Following the end of the war, Jia firmly advocated peace and opposed renewed civil conflict. In April 1949, he led an uprising in Jiaxing, Zhejiang, in coordination with the advancing People's Liberation Army, and formally joined the Chinese Communist Party the same month. After the founding of the People's Republic of China, he held posts in the Shanghai Municipal Public Security Bureau, the Ninth Corps of the PLA, and state foreign trade enterprises, including the Shanghai branches of the China Native Produce Export Corporation and the China Foodstuffs Export Corporation.

In August 1957, Jia joined the Revolutionary Committee of the Chinese Kuomintang. He subsequently served as Vice Chairperson of the Shanghai Municipal Committee across its third through sixth terms and as a member of the RCCK Central Committee. From 1979 onward, he worked at the RCCK Central Committee, serving as Vice Chairperson of its fifth, sixth, and seventh central committees, and later as Honorary Vice Chairperson of the eighth through eleventh central committees.
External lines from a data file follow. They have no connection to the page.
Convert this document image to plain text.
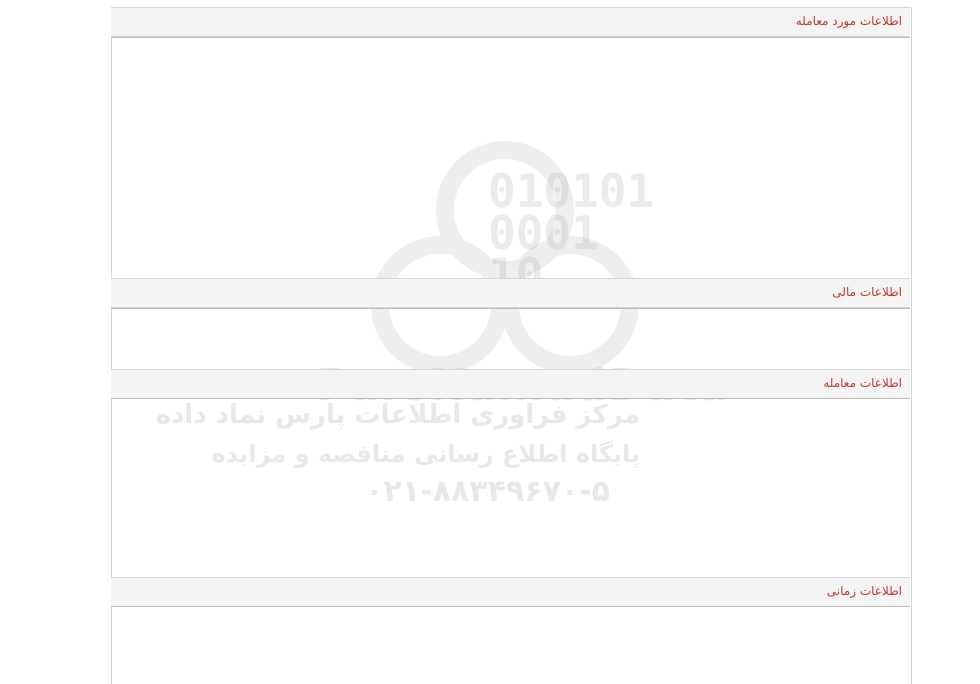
010101
0001
10
مرکز فراوری اطلاعات پارس نماد داده
پایگاه اطلاع رسانی مناقصه و مزایده
۰۲۱-۸۸۳۴۹۶۷۰-۵
اطلاعات مورد معامله
اطلاعات مالی
اطلاعات معامله
اطلاعات زمانی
In addition to party leadership roles, he held concurrent positions including Deputy Chairperson of the China International Cultural Exchange Center, standing director and adviser of the China Council for the Promotion of Peaceful National Reunification, and Honorary President of the Hunan Tan Sitong Research Association.

Jia Yibin was also active in state political institutions, serving as a member of the National Committee of the Chinese People's Political Consultative Conference for multiple terms and as a deputy to the National People's Congress. He died in Beijing on April 19, 2012, at the age of 100.